WASHINGTON - Indian-Americans are the most prominent ethnic minority in President Donald Trump’s largely white, male administration, according to a US media report.

With Nikki Haley as US ambassador to the United Nations, Ajit Pai as chairman of the Federal Communications Commission and Seema Verma nominated to lead the Centers for Medicare and Medicaid Services, Indian-Americans have key roles in shaping administration policy, from international relations to internet access to health care, them report published by McClatchy newspapers said.

Another Indian-American, Harmeet Dhillon, a San Francisco trial lawyer who’s a member of the Republican National Committee, is a top candidate to lead the Justice Department’s civil rights division, the report said.

The Trump appointments coincide with a surge in the election of Indian-Americans to Congress, though all are Democrats. Washington state’s Pramila Jayapal last year became the first Indian-American woman elected to the House of Representatives, and California Senator Kamala Harris became the first woman of Indian descent elected to the Senate. California voters sent Sacramento’s Congressman Ami Bera back for another term and elected Congressman Ro Khanna in the San Francisco Bay Area. Illinois Congressman Raja Krishnamoorthi was elected to represent Chicago’s western suburbs.

Indian-Americans voted overwhelmingly for Democrat Hillary Clinton last November, but their high levels of English proficiency and business acumen make them attractive to conservatives, said Karthick Ramakrishnan, a professor of public policy and political science at the University of California, Riverside, who studies Asian-American political trends.

Haley was twice elected South Carolina’s Republican governor. Pai, a Kansas native, served as Verizon’s general counsel. Verma was a hospital executive in Indianapolis.

“Indian-Americans have done well in the Republican Party and conservative circles,” Ramakrishnan said.

Indian-Americans voted 87 percent for Clinton and 9 percent for Trump, with the remaining voters choosing other candidates. In 2012, the first year Asian-American Decisions polled Indian-Americans, 83 percent voted for President Barack Obama, while 10 percent voted for Republican Mitt Romney.

EunSook Lee, director of the Asian American Pacific Islander Engagement Fund, a nonprofit organization that promotes the participation of Asian-Americans in the public sphere, attributed Trump’s low numbers to his campaign rhetoric on immigration.

“I think it certainly has to do with the type of messages and proposals that candidate Trump proposed, from the Muslim ban to the (Mexican border) wall,” she said. “Even if Indian-Americans are not necessarily Muslims or undocumented, they are aware of the implications of his rhetoric and posturing on their own population.”

Trump’s immigration policies include a temporary ban on refugees from several Muslim-majority countries and increased deportations of immigrants who are in the US illegally.

Recent bias-motivated attacks, including the shooting death of Garmin employee Srinivas Kuchibhotla at a Kansas tavern, may leave Indian-Americans wondering what Trump will do to protect minority communities from violence.

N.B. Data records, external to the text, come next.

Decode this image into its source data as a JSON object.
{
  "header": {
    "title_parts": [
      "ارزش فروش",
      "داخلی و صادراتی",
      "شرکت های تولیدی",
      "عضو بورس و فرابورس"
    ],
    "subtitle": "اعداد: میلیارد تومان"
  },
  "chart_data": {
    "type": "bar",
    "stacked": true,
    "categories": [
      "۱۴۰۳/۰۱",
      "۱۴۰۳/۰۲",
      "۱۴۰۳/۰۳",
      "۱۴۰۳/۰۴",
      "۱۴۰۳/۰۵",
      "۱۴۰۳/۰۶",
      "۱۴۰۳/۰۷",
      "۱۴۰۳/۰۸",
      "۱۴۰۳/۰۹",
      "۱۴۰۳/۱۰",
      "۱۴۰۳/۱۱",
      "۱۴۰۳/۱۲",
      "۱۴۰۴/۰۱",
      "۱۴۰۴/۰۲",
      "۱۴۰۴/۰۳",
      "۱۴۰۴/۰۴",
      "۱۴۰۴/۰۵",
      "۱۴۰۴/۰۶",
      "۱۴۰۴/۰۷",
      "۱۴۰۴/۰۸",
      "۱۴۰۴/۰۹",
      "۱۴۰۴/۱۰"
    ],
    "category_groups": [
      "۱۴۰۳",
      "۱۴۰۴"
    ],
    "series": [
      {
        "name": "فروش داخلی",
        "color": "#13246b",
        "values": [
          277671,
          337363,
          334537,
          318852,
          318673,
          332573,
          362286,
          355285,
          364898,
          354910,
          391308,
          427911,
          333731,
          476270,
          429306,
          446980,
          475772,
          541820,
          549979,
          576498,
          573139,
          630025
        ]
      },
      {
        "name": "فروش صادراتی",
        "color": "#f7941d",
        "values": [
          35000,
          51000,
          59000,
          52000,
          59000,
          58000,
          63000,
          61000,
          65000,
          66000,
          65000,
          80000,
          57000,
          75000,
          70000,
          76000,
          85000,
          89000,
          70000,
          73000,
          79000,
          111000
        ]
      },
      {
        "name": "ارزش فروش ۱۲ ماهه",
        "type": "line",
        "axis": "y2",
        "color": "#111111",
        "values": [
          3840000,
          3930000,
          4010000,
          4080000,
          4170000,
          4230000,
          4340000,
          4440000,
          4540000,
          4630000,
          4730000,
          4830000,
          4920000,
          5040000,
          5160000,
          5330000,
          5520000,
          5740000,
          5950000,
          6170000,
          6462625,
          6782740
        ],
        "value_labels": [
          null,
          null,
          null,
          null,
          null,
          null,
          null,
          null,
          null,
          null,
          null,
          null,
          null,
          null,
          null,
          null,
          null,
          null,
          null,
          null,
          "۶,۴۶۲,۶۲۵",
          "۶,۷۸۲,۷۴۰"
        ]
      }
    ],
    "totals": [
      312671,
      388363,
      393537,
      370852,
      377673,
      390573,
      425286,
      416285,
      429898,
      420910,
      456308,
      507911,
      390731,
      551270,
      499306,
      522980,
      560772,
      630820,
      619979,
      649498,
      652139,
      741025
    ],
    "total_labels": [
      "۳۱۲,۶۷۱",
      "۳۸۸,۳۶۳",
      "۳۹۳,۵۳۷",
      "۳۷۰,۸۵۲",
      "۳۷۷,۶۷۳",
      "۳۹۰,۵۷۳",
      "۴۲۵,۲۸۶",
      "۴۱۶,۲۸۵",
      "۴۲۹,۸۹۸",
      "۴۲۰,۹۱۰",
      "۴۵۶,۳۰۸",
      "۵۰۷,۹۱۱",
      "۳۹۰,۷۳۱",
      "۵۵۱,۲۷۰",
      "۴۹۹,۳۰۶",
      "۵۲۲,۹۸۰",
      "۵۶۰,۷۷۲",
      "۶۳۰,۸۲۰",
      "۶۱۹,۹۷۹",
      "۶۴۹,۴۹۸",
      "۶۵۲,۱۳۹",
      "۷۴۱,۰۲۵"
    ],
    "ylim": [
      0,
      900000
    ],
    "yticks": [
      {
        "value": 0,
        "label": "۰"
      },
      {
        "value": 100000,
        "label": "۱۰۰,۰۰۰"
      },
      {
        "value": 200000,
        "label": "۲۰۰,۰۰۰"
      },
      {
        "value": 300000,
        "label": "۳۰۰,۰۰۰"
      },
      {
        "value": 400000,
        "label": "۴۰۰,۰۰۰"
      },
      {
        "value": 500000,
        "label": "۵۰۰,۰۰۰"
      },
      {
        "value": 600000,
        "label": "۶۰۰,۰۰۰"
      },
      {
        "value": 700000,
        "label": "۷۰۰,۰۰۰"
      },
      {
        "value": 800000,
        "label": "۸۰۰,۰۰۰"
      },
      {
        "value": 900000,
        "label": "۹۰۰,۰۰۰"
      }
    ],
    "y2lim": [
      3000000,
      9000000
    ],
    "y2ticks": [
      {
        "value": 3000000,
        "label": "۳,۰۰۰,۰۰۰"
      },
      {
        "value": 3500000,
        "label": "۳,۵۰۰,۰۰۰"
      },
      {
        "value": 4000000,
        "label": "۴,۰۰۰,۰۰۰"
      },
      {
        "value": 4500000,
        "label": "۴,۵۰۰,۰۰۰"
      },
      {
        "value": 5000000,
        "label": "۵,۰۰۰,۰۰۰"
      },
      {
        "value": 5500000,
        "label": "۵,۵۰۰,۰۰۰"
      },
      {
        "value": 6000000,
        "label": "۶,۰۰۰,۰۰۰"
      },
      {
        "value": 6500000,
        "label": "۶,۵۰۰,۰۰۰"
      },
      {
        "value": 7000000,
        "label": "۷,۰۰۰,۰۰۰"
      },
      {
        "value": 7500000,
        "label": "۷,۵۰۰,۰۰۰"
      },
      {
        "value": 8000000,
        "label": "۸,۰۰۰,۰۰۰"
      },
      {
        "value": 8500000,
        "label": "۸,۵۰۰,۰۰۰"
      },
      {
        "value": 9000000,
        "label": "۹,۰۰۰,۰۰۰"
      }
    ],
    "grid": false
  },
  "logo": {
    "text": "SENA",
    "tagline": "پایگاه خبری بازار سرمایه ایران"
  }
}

At least so far, though, Indian-Americans are the diversity of Trump’s administration.

With the exception of Transportation Secretary Elaine Chao, who is Chinese-American, and Housing and Urban Development Secretary Ben Carson, who’s African-American, Trump’s Cabinet picks have all been white men. Labor Secretary nominee Alexander Acosta, if confirmed, would be the first Latino member of Trump’s Cabinet.